Interview by Diego Accorsi, Kathodik
Come e quando nasce la wallace records?
Nel 1999, con l'uscita del primo cd. Come? Sempre con l'uscita del primo cd....non
ci sono eventi particolari legati a questo : semplicemente una persona che
voleva pubblicare una compilation di gruppi che gli piacevano. Una cosa piuttosto
anonima vista dall'esterno, ma dall'interno sono stati mesi di paure di sbagliare,
corse, telefonate etc...educativo posso dire. Ora me la prendo con più
calma, o forse mi programmo le cose meglio....
Descrivimi la giornata tipo di mirko spino.
Dal lunedì al venerdì lavoro come impiegato, per guadagnare
la pagnotta
La sera mi metto al computer e rispondo alle email, mando i pacchetti dei
promozionali, faccio il sito, faccio le grafiche dei dischi, confeziono i
dischi. Spendo la pagnotta. Nel weekend bevo molto e vado veloce in macchina.
Detta così sembra piuttosto triste, in verità trovo il tempo
di bere molto anche durante la settimana.
Il momento piu'scoraggiante e quello piu' incoraggiante nella gestione
della wallace.
Dopo 20 e passa dischi ho raggiunto un certo equilibrio emotivo che lima
gli eccessi: non mi esalto troppo e non mi scoraggio, questo perchè
sono piuttosto diffidente sul modo in cui circola la musica e se ne parla.
Il valore delle capacità promozionali (più spesso legate ai
soldi o al tempo che un' etichetta ci investe) supera di gran lunga il valore
intrinseco della band e della sua musica. Una band non è considerata
figa perchè ha fatto un gran disco, ma perchè molti dicono che
ha fatto un gran disco. Questa è una regola da sempre vigente in ambito
major, ma viene ricalcata con fedele schivitù e medesima lingua nel
culo da indipendenti più o meno piccole. Più che scoraggiarmi
io, mi fanno un po' pena loro, di certo non invidia. I momenti più
esaltanti sono i confronti con le band, il momento in cui si decide se fare
il disco, come farlo, come fare la grafica, quando te lo consegnano finito
e te lo giri tra le mani. O quando ti scrivo le persone che hanno pagato il
disco e ti dicono che gli è piaciuto. Io sono un appassionato di dischi,
non di pagine pubblicitarie o di recensioni in grassetto.
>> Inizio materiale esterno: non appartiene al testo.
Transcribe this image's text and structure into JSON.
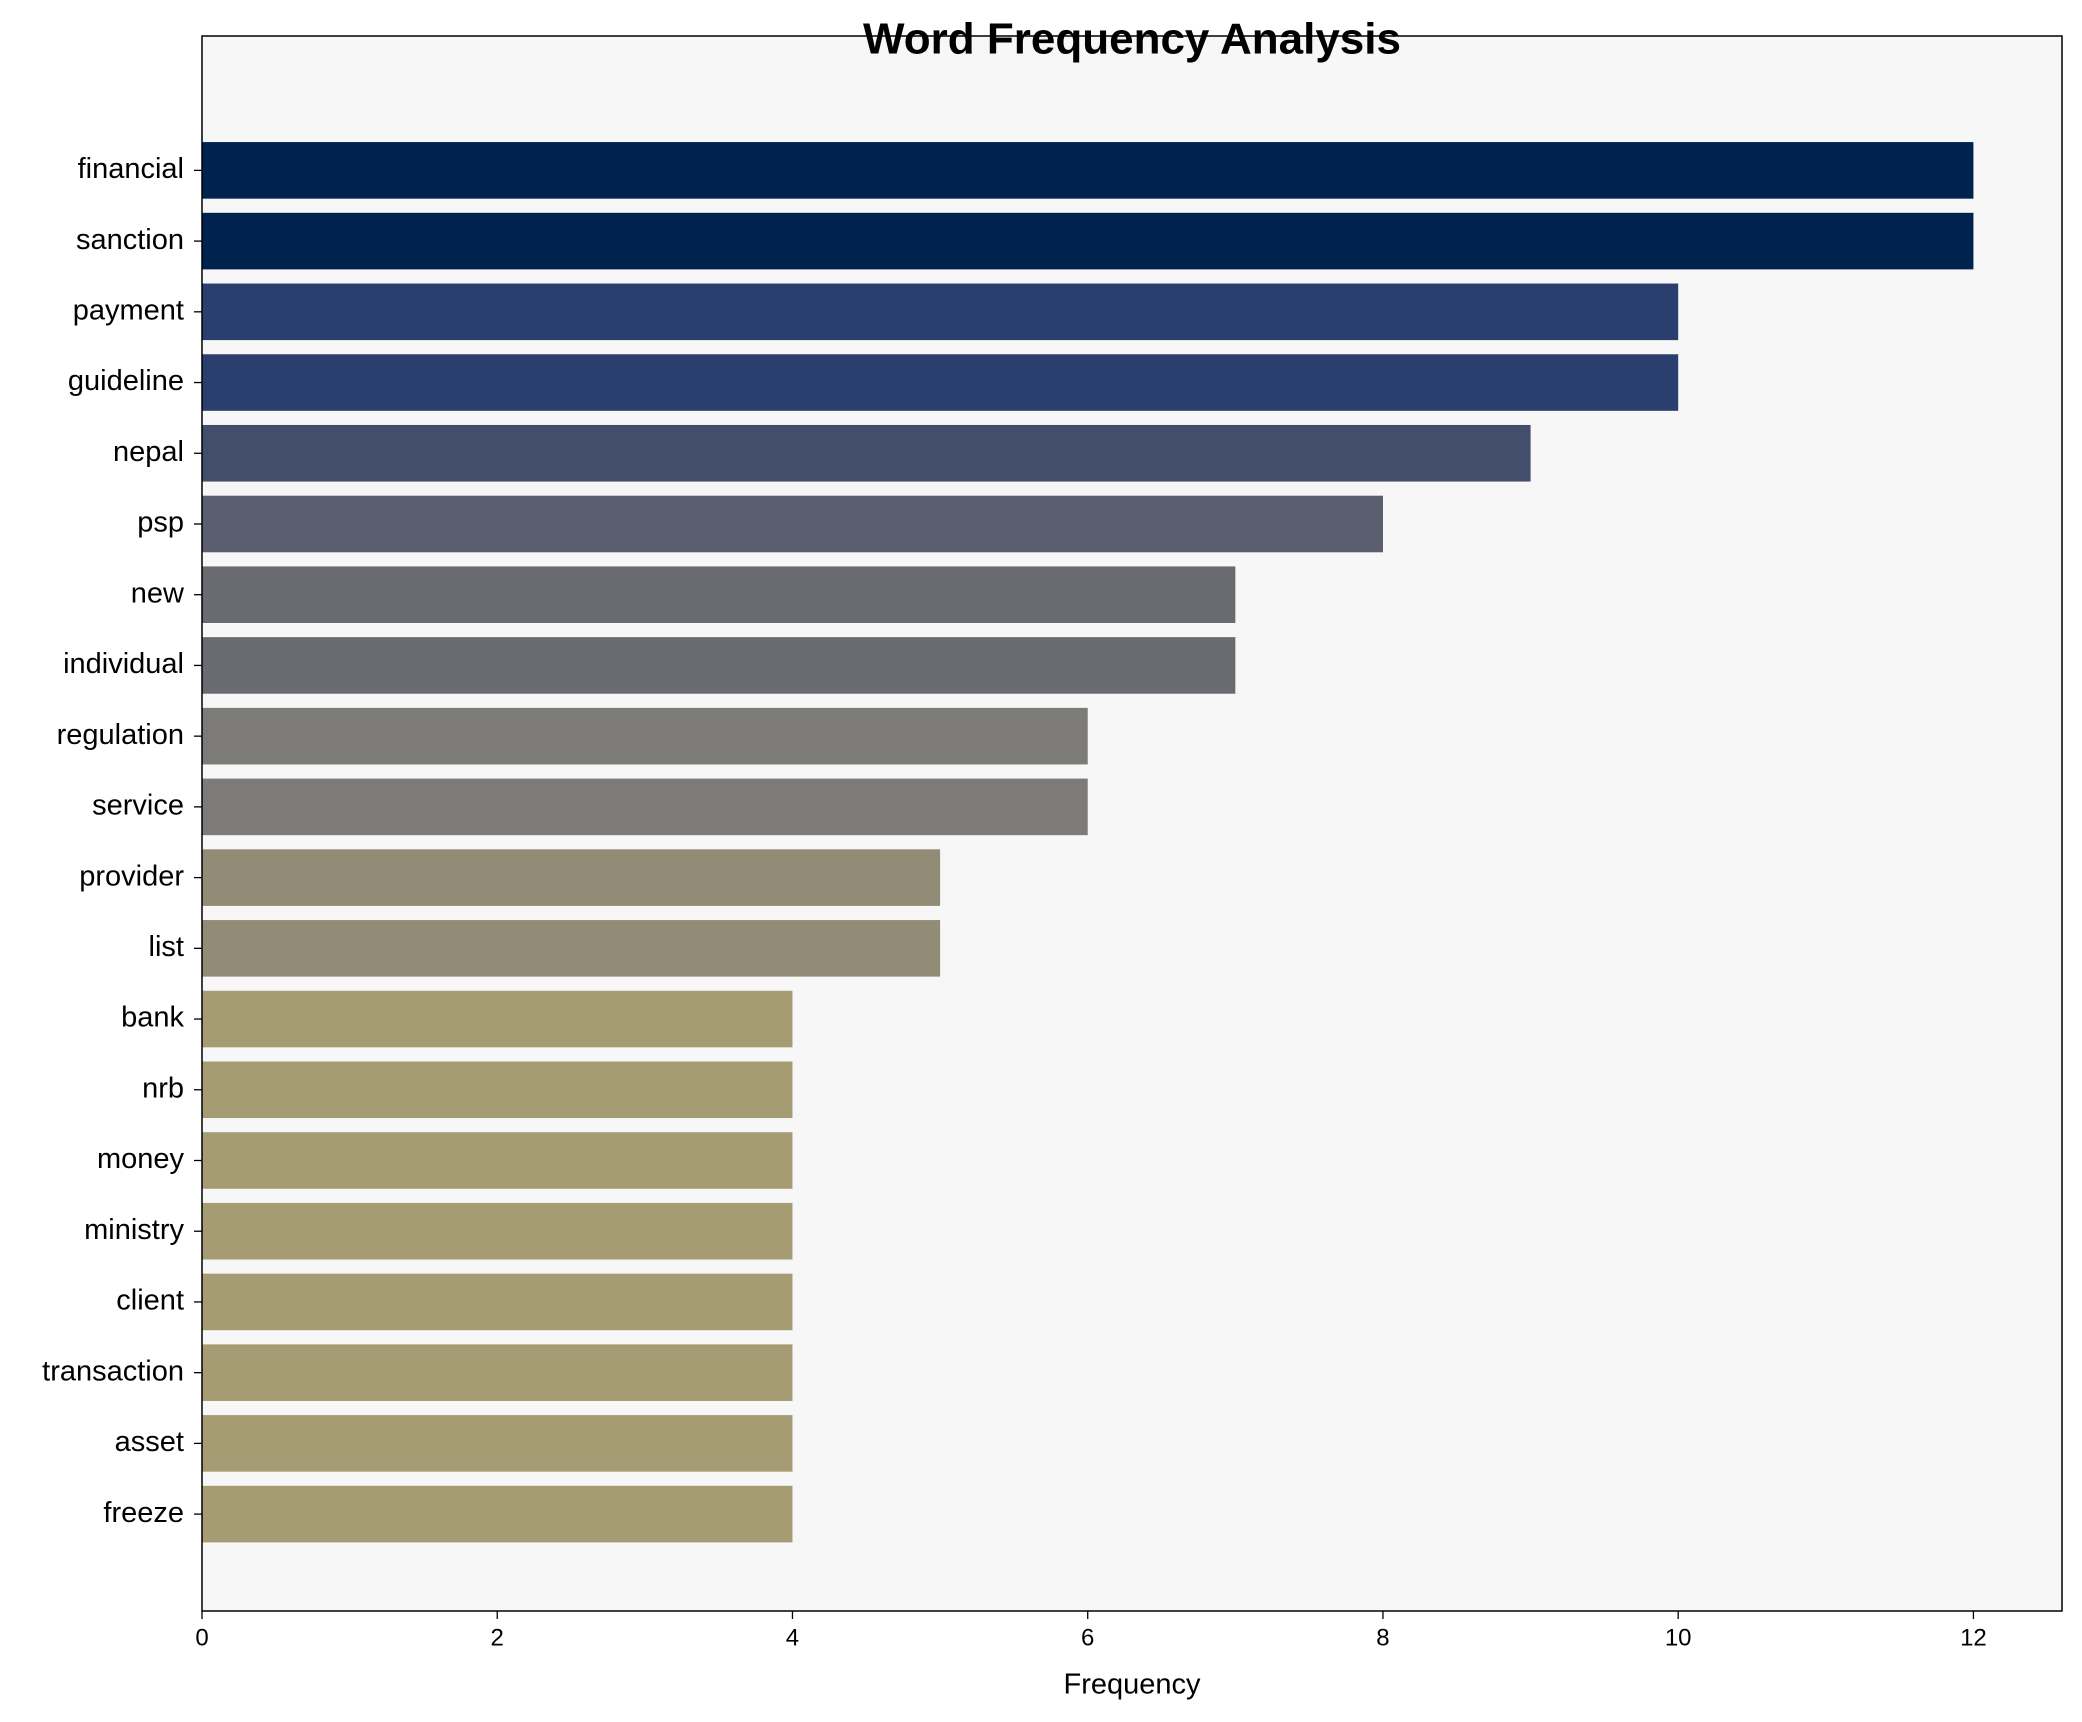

Come vedi la situazione musicale italiana?
Non vedo nessuna situazione musicale definibile, e va bene così.
Ci sono ottime band, ma veramente ottime. Mi sembra che di etichette piccole
ne siano sorte più negli anni passati che oggi. In compenso tra i promozionali
che mi arrivano ci sono sempre più degli ottimi dischi, nonostante
il restante 90% sia veramente pessimo. Su alcuni mi piacerebbe anche lavorare
ma ho veramente troppe uscite in ballo. C'è un po' più di consapevolezza
che è meglio seguire una strada personale piuttosto che ricalcare schemi
consueti, anche se ottimi. Non è il paradiso, ma non credo che lo sia
da nessuna parte.
Un libro,un film,un disco per l'isola deserta...
Un libro : non leggo tantissimo, anche se mi piace. Segnalerei : "american
tabloid" di ellroy, "Coscine di Pollo" di Tom Robbins e "La
famiglia Winshaw" di Jonathan Coe, che non sono per forza le cose più
belle, ma quelle che mi vengono in mente se mi chiedi quali sono le più
belle Un film: ovviamente pulp fiction, che paragono sempre a "nevermind"
per l'irruenza con cui mi ha sconvolto. Poi tanto (non tutto) kubrik, allen,
i cohen, tanti altri classici. Un film un po' sconosciuto che consiglio tantissimo
è "funny games" di michael haneke. "essere john malcovich"
mi ha fatto impazzire. Beh..vado più spesso al cinema di quanto leggo,
ne avrei una lista lunga... Il disco : questo proprio non riesco a dirlo,
anzi te lo dico nella domanda sotto
Quali sono i gruppi che sogni di vedere sulla tua wallace? (parlaci un
oo dei tuoi interessi e anche trascorsi musicali)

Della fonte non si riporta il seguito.